Nous aurons donc à cœur de faire progresser les discussions sur le déploiement des énergies renouvelables et décarbonées pendant notre présidence du Conseil de l'Union européenne, au travers de textes comme la révision de la directive sur les énergies renouvelables, ou les projets de règlement sur les carburants pour l'aviation ou le secteur maritime.
Enfin, sans pouvoir tout aborder, je souhaite dire quelques mots sur un autre aspect de la stratégie de décarbonation de l'Union européenne, qui reposera sur une technologie d'avenir : l'hydrogène renouvelable et bas-carbone. En soutien aux énergies renouvelables, le recours à l'hydrogène sera en effet un atout majeur pour les secteurs les plus difficiles à décarboner, comme l'industrie ou la mobilité lourde.

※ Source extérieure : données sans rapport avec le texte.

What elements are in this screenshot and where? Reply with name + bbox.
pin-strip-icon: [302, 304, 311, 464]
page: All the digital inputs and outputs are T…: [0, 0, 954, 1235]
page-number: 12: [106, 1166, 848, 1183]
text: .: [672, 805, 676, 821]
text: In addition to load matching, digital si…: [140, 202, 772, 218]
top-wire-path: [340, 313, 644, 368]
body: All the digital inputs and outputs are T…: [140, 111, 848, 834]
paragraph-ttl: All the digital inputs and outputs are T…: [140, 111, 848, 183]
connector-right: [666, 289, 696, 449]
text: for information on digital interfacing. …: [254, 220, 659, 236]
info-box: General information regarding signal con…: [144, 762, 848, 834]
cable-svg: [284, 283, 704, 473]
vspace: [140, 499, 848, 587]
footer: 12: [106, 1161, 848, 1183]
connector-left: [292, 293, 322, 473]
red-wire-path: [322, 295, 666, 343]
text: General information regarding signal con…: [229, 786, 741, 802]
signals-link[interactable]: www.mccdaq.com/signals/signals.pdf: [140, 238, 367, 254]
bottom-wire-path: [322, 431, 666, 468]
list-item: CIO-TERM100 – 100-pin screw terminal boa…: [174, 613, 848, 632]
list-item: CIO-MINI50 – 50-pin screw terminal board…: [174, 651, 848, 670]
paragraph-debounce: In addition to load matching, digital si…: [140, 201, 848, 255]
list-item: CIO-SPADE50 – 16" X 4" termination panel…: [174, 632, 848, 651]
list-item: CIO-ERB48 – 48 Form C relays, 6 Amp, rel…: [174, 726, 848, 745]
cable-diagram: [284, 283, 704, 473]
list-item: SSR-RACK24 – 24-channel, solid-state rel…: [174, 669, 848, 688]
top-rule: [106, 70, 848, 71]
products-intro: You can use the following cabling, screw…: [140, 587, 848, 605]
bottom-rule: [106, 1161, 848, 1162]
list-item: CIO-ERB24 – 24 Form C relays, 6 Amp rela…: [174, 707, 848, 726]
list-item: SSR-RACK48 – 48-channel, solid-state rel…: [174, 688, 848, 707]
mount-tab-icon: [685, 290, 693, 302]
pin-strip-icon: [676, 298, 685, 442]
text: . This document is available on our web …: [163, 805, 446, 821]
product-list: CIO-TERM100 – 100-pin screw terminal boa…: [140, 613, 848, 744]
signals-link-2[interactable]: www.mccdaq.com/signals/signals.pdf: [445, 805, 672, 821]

En la matière, notre pays, avec, d'une part, sa stratégie de développement de l'hydrogène décarboné lancée en 2020, et, d'autre part, le plan d'investissement France 2030, est déjà en pointe.

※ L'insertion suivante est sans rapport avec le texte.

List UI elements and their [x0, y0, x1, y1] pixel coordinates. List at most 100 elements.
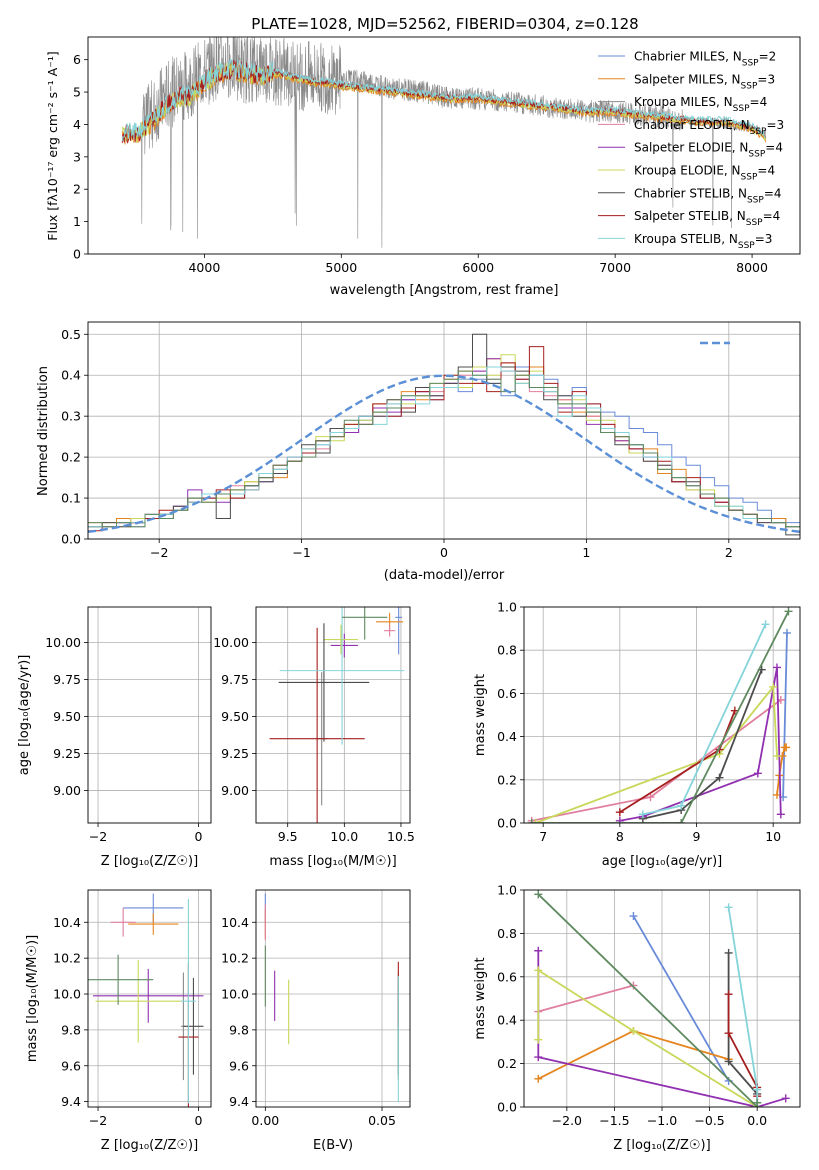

Cela étant, le développement de la filière de l'hydrogène devra aussi et surtout se faire à l'échelle européenne, pour nous assurer de disposer d'une chaîne de valeur de l'hydrogène complète et souveraine. Pour ce faire, une législation est en préparation afin d'encourager le développement de l'hydrogène. La Commission européenne a ainsi publié, en 2020, sa propre stratégie, où elle prévoit que la part de l'hydrogène dans la consommation d'énergie européenne monte à 14 % d'ici à 2050, contre une part infime aujourd'hui.
De même, la révision en cours de la directive relative aux énergies renouvelables, que j'évoquais tout à l'heure, prévoit des objectifs de développement de l'hydrogène renouvelable dans l'industrie et les transports.

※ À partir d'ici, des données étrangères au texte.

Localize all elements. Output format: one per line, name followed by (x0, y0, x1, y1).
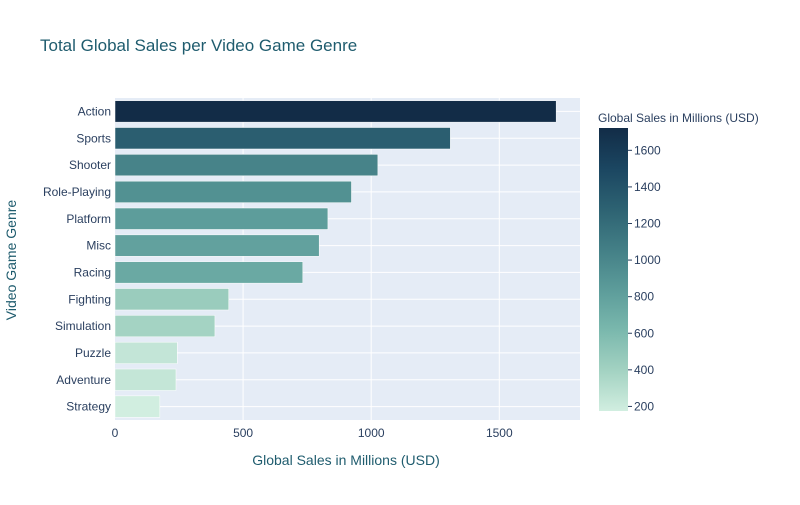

La Commission européenne a également proposé, le 15 décembre dernier, un paquet législatif qui vise à mettre en place, à compter de 2030, un cadre complet de régulation du marché européen de l'hydrogène, renouvelable et bas-carbone, l'objectif étant d'élaborer un cadre flexible et adaptable aux évolutions à venir du marché de l'hydrogène, encore en développement, tout en garantissant la protection des consommateurs et l'attractivité du secteur pour les investisseurs.
Nous avons donc la lourde responsabilité, sous notre présidence du Conseil, d'entamer les discussions sur ce sujet.
Parallèlement à la construction de ce cadre législatif européen, l'Union européenne investit largement pour développer la filière hydrogène européenne. Ainsi, 800 millions d'euros de fonds européens sont consacrés chaque année à des projets relatifs à l'hydrogène ; pour aller plus loin, un projet important d'intérêt européen commun (PIIEC) a été constitué. Acté par le Conseil en décembre dernier, ce PIIEC devra permettre de construire des usines d'électrolyse tout en finançant la décarbonation de certaines industries. Cela sera un immense atout pour le développement d'une filière souveraine de l'hydrogène.
Je pourrais évidemment évoquer bien d'autres enjeux et leviers du paquet législatif Fit for 55 : les émissions des véhicules, les évolutions du système d'échange de quotas, la lutte contre les fuites de carbone ou encore la justice sociale, qui sont essentiels dans la transition énergétique et, plus globalement, environnementale. L'Union européenne est pleinement mobilisée, vous le voyez, pour mener à bien cette transition. Nous devons devenir le premier continent neutre en carbone d'ici à 2050, grâce à un cap et une vision d'ensemble, des économies d'énergie, des énergies renouvelables et des technologies nouvelles. Le Gouvernement est pleinement mobilisé, y compris dans le cadre de la présidence française du Conseil de l'Union européenne, pour faire progresser rapidement cette ambition.